Joe’s baffled face broke Liz’s heart. She wondered if the boy knew what a fishing license was.
“Come with me. Let’s take a look at your boat and see if you’ve been doing anything else you shouldn’t.”
Joe listened, but he didn’t have anything to say for himself. He was just going to follow the man outside. It seemed to Liz like the innocents of the world were the ones who got tangled up in life’s cobwebs and eaten by spiders.
The cost of hiring a goon and paying for days of room and board while he located his quarry would be steep, and criminals were notoriously stingy with their money. Somebody wanted this boy bad.
Her heart went out to the young man as he threw his three empty Doritos bags in the trash and followed the so-called officer out, pausing only long enough to hand her his empty coffee cup and say thanks. Damn. Now she’d have to take action. In her day, she’d waited on thieves, wife beaters, and drug runners like her dear departed husband. She’d found many of them to be attractive and well groomed. Even polite. But she had never yet met a bad guy willing to bus his own table.
Liz dipped a big potful of hot grease out of the deep fryer and followed Joe and his escort out onto the dock.
“Where’s your badge, Officer?” she asked in a voice that stopped just short of a bellow.
“You’ve got no authority here, lady,” the impostor said, hustling Joe along.
“Your ID, your badge, your uniform, anything.
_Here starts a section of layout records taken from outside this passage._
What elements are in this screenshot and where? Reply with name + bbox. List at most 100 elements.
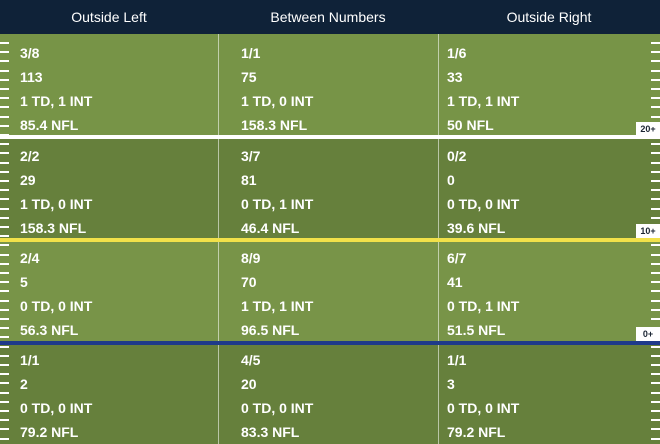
hash-mark [0,161,9,164]
td-int: 1 TD, 0 INT [241,93,314,109]
hash-mark [651,216,660,219]
hash-mark [651,308,660,311]
hash-mark [0,152,9,155]
hash-mark [0,115,9,118]
yards: 41 [447,274,463,290]
passer-rating: 46.4 NFL [241,220,300,236]
yards: 3 [447,376,455,392]
hash-mark [651,78,660,81]
passer-rating: 56.3 NFL [20,322,79,338]
td-int: 0 TD, 0 INT [447,400,520,416]
column-header-between-numbers: Between Numbers [270,9,386,25]
zone-10-plus [0,137,660,240]
hash-mark [651,253,660,256]
hash-mark [0,428,9,431]
hash-mark [651,272,660,274]
yards: 81 [241,172,257,188]
hash-mark [0,410,9,412]
hash-mark [651,198,660,201]
stat-cell-zone4-outside-right[interactable]: 1/1 3 0 TD, 0 INT 79.2 NFL [447,348,647,444]
yards: 0 [447,172,455,188]
hash-mark [0,382,9,385]
zone-red-zone-goal [0,343,660,444]
passer-rating: 158.3 NFL [20,220,87,236]
hash-mark [0,290,9,293]
hash-mark [651,152,660,155]
hash-mark [651,382,660,385]
hash-mark [0,272,9,274]
hash-mark [0,60,9,63]
stat-cell-zone1-outside-right[interactable]: 1/6 33 1 TD, 1 INT 50 NFL [447,41,647,137]
hash-mark [651,97,660,100]
yards: 113 [20,69,43,85]
passer-rating: 96.5 NFL [241,322,300,338]
hash-mark [651,400,660,403]
stat-cell-zone2-between-numbers[interactable]: 3/7 81 0 TD, 1 INT 46.4 NFL [241,144,441,240]
zone-0-plus [0,240,660,343]
completions: 0/2 [447,148,467,164]
completions: 3/8 [20,45,40,61]
stat-cell-zone2-outside-left[interactable]: 2/2 29 1 TD, 0 INT 158.3 NFL [20,144,220,240]
passer-rating: 158.3 NFL [241,117,308,133]
hash-mark [0,207,9,210]
hash-mark [0,226,9,228]
hash-mark [0,106,9,109]
hash-mark [0,42,9,44]
hash-mark [0,364,9,366]
hash-mark [651,336,660,339]
hash-mark [651,124,660,127]
passer-rating: 79.2 NFL [20,424,79,440]
passer-rating: 83.3 NFL [241,424,300,440]
hash-mark [0,419,9,422]
completions: 6/7 [447,250,467,266]
column-header-outside-left: Outside Left [71,9,147,25]
hash-mark [0,318,9,320]
yards: 70 [241,274,257,290]
hash-mark [0,189,9,192]
passer-rating: 79.2 NFL [447,424,506,440]
hash-mark [0,299,9,302]
td-int: 1 TD, 1 INT [447,93,520,109]
stat-cell-zone1-outside-left[interactable]: 3/8 113 1 TD, 1 INT 85.4 NFL [20,41,220,137]
stat-cell-zone4-outside-left[interactable]: 1/1 2 0 TD, 0 INT 79.2 NFL [20,348,220,444]
hash-mark [0,244,9,247]
stat-cell-zone3-outside-right[interactable]: 6/7 41 0 TD, 1 INT 51.5 NFL [447,246,647,342]
hash-mark [0,308,9,311]
stat-cell-zone1-between-numbers[interactable]: 1/1 75 1 TD, 0 INT 158.3 NFL [241,41,441,137]
completions: 1/1 [241,45,261,61]
hash-mark [0,180,9,182]
hash-mark [651,290,660,293]
yards: 2 [20,376,28,392]
passer-rating: 50 NFL [447,117,494,133]
hash-mark [651,189,660,192]
stat-cell-zone3-outside-left[interactable]: 2/4 5 0 TD, 0 INT 56.3 NFL [20,246,220,342]
td-int: 0 TD, 0 INT [241,400,314,416]
hash-mark [0,235,9,238]
hash-mark [651,143,660,146]
column-header-bar: Outside Left Between Numbers Outside Rig… [0,0,660,34]
hash-mark [0,336,9,339]
completions: 2/2 [20,148,40,164]
hash-mark [651,262,660,265]
hash-mark [651,115,660,118]
passer-rating: 39.6 NFL [447,220,506,236]
hash-mark [0,69,9,72]
hash-mark [0,345,9,348]
hash-mark [0,134,9,136]
hash-mark [651,327,660,330]
hash-mark [651,345,660,348]
hash-mark [651,428,660,431]
td-int: 0 TD, 0 INT [20,400,93,416]
hash-mark [0,216,9,219]
hash-mark [0,97,9,100]
hash-mark [651,42,660,44]
hash-mark [0,198,9,201]
td-int: 0 TD, 0 INT [447,196,520,212]
stat-cell-zone3-between-numbers[interactable]: 8/9 70 1 TD, 1 INT 96.5 NFL [241,246,441,342]
stat-cell-zone4-between-numbers[interactable]: 4/5 20 0 TD, 0 INT 83.3 NFL [241,348,441,444]
stat-cell-zone2-outside-right[interactable]: 0/2 0 0 TD, 0 INT 39.6 NFL [447,144,647,240]
td-int: 1 TD, 1 INT [241,298,314,314]
column-header-outside-right: Outside Right [506,9,592,25]
hash-mark [651,134,660,136]
completions: 1/1 [20,352,40,368]
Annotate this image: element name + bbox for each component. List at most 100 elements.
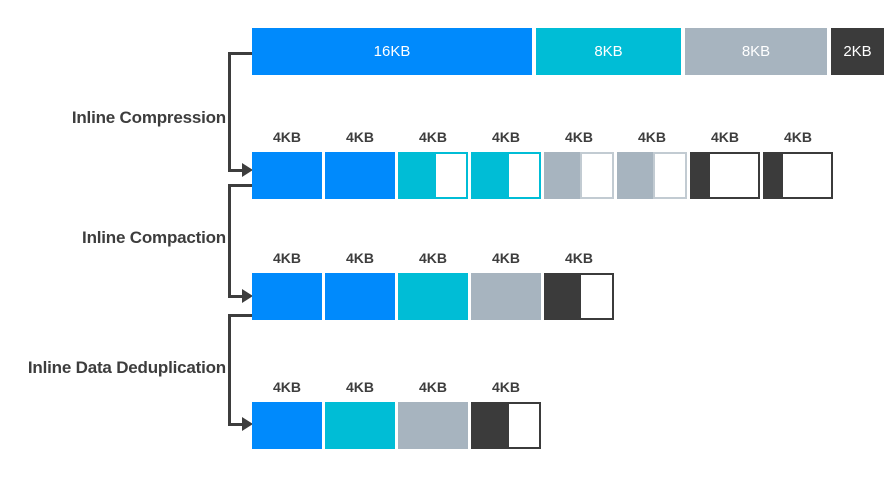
storage-block-cyan [471, 152, 541, 199]
block-filled-portion [398, 152, 435, 199]
storage-block-dark [763, 152, 833, 199]
block-free-portion [507, 402, 541, 449]
storage-block-blue [252, 273, 322, 320]
storage-block-blue: 16KB [252, 28, 532, 75]
connector-bottom-line [228, 295, 244, 298]
block-size-label: 4KB [272, 379, 301, 395]
storage-block-blue [252, 402, 322, 449]
block-size-label: 4KB [783, 129, 812, 145]
block-size-label: 4KB [491, 250, 520, 266]
block-size-label: 4KB [418, 250, 447, 266]
block-filled-portion [617, 152, 654, 199]
block-size-label: 4KB [345, 250, 374, 266]
compression-connector [228, 52, 254, 177]
storage-block-cyan [398, 152, 468, 199]
block-free-portion [653, 152, 687, 199]
compression-result-row-block: 4KB [763, 129, 833, 199]
compression-result-row-block: 4KB [690, 129, 760, 199]
block-filled-portion [398, 273, 468, 320]
connector-top-line [228, 314, 254, 317]
block-size-label: 4KB [564, 129, 593, 145]
original-data-row-block: 16KB [252, 28, 532, 75]
block-filled-portion [325, 152, 395, 199]
block-size-label: 4KB [491, 129, 520, 145]
block-filled-portion [763, 152, 781, 199]
block-filled-portion [325, 273, 395, 320]
storage-block-blue [252, 152, 322, 199]
inline-deduplication-label: Inline Data Deduplication [27, 358, 226, 377]
storage-block-dark [544, 273, 614, 320]
connector-vertical-line [228, 184, 231, 298]
original-data-row-block: 8KB [685, 28, 827, 75]
storage-block-cyan [398, 273, 468, 320]
block-size-label: 4KB [418, 129, 447, 145]
block-filled-portion [398, 402, 468, 449]
connector-vertical-line [228, 52, 231, 172]
original-data-row-block: 2KB [831, 28, 884, 75]
deduplication-connector [228, 314, 254, 431]
block-free-portion [507, 152, 541, 199]
compression-result-row-block: 4KB [617, 129, 687, 199]
deduplication-result-row-block: 4KB [398, 379, 468, 449]
connector-bottom-line [228, 423, 244, 426]
storage-block-dark: 2KB [831, 28, 884, 75]
block-free-portion [579, 273, 614, 320]
compression-result-row-block: 4KB [398, 129, 468, 199]
storage-block-dark [690, 152, 760, 199]
block-filled-portion [252, 273, 322, 320]
block-filled-portion [544, 273, 579, 320]
compaction-result-row-block: 4KB [471, 250, 541, 320]
storage-block-gray [617, 152, 687, 199]
storage-block-gray: 8KB [685, 28, 827, 75]
block-size-label: 4KB [491, 379, 520, 395]
block-filled-portion [471, 273, 541, 320]
connector-bottom-line [228, 169, 244, 172]
block-size-label: 4KB [564, 250, 593, 266]
inline-compression-label: Inline Compression [71, 108, 226, 127]
block-size-label: 4KB [710, 129, 739, 145]
deduplication-result-row-block: 4KB [325, 379, 395, 449]
block-free-portion [580, 152, 614, 199]
storage-block-gray [398, 402, 468, 449]
connector-vertical-line [228, 314, 231, 426]
block-filled-portion [252, 152, 322, 199]
block-filled-portion [690, 152, 708, 199]
block-filled-portion [325, 402, 395, 449]
compaction-connector [228, 184, 254, 303]
arrow-right-icon [242, 417, 253, 431]
connector-top-line [228, 52, 254, 55]
block-size-label: 4KB [272, 250, 301, 266]
compression-result-row: 4KB 4KB 4KB 4KB 4KB 4KB 4KB 4KB [252, 129, 833, 199]
block-filled-portion: 16KB [252, 28, 532, 75]
compaction-result-row-block: 4KB [325, 250, 395, 320]
storage-block-cyan [325, 402, 395, 449]
deduplication-result-row-block: 4KB [471, 379, 541, 449]
block-filled-portion: 2KB [831, 28, 884, 75]
storage-block-blue [325, 273, 395, 320]
compaction-result-row-block: 4KB [544, 250, 614, 320]
block-filled-portion [544, 152, 581, 199]
block-size-label: 4KB [418, 379, 447, 395]
connector-top-line [228, 184, 254, 187]
block-free-portion [434, 152, 468, 199]
storage-block-dark [471, 402, 541, 449]
original-data-row-block: 8KB [536, 28, 681, 75]
compression-result-row-block: 4KB [252, 129, 322, 199]
arrow-right-icon [242, 289, 253, 303]
deduplication-result-row-block: 4KB [252, 379, 322, 449]
deduplication-result-row: 4KB 4KB 4KB 4KB [252, 379, 541, 449]
storage-block-gray [471, 273, 541, 320]
block-filled-portion: 8KB [536, 28, 681, 75]
storage-block-blue [325, 152, 395, 199]
compression-result-row-block: 4KB [325, 129, 395, 199]
block-filled-portion [252, 402, 322, 449]
inline-compaction-label: Inline Compaction [82, 228, 226, 247]
block-free-portion [780, 152, 833, 199]
compaction-result-row: 4KB 4KB 4KB 4KB 4KB [252, 250, 614, 320]
compression-result-row-block: 4KB [544, 129, 614, 199]
block-size-label: 4KB [272, 129, 301, 145]
block-free-portion [707, 152, 760, 199]
block-size-label: 4KB [637, 129, 666, 145]
compression-result-row-block: 4KB [471, 129, 541, 199]
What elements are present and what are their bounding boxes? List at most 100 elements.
Just show me and the boy here something that proves you have a right to treat him this way.”
“You want ID? I’ll show you ID,” he said, reaching under his windbreaker.
Liz had never heard anybody say that Fish and Wildlife officers carried concealed weapons, but the action was unmistakable. With one foot, she swept Joe’s feet out from under him. Once he had landed on his butt, safely out of range of her sizzling ammunition, she gave the pot in her hand an underhanded sling.
Hot grease slopped over the goon and his gun. It thumped to the dock and bounced into the water as the man staggered back and ripped at the soaked jacket and shirt holding the scalding grease to his body.
“Get away from here, boy,” she said to Joe. “This place ain’t safe for you.”
She watched Joe navigate his little johnboat deep into the salt marsh, where no shooter would ever find him, especially not one nursing third-degree burns. Then she headed back to her kitchen to call the sheriff, swinging her empty pot and striding like a Valkyrie.